5. A speech coder comprising:

means for deriving, from an input speech signal, parameters of a synthesis filter;

means for generating a coded representation of an excitation consisting of a plurality of pulses within a time frame corresponding to a larger plurality of speech samples, being arranged in operation to select the amplitudes and timing of the pulses so as to reduce the difference between the input speech signal and the reponse of the filter to the excitation by:

(1) deriving an estimate of the positions and amplitudes of the pulses, and

(2) carrying out an adjustment process in which each pulse in turn is examined in chronological order commencing with the earliest pulse of the frame and the position and amplitude thereof adjusted so as to reduce the mean error during that interval in the response of the filter to the excitation which corresponds to the interval between the respective pulse and the following pulse.

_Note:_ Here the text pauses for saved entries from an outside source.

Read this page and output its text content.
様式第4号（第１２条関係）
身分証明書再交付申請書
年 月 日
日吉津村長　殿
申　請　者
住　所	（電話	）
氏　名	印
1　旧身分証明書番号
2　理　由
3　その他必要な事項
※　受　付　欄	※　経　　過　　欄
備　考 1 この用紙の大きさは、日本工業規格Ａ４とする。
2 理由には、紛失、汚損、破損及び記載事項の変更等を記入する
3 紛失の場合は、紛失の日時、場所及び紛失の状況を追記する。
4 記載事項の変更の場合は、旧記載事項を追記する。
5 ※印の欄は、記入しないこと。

6. A coder according to claim 5 in which the adjustment process is subject to the limitation that any change in pulse position shall not exceed a predetermined amount.

7. A coder according to claim 5 or 6 in which the adjustment process is repeated.

8. A coder according to claim 5 or 6 further arranged, in the, or the last, process applied to a time frame, to quantise the adjusted amplitude values, in which, in each pulse adjustment other than the first of a time frame, the excitation used to obtain the mean error to be reduced is derived using the quantised value(s) of the preceding pulses.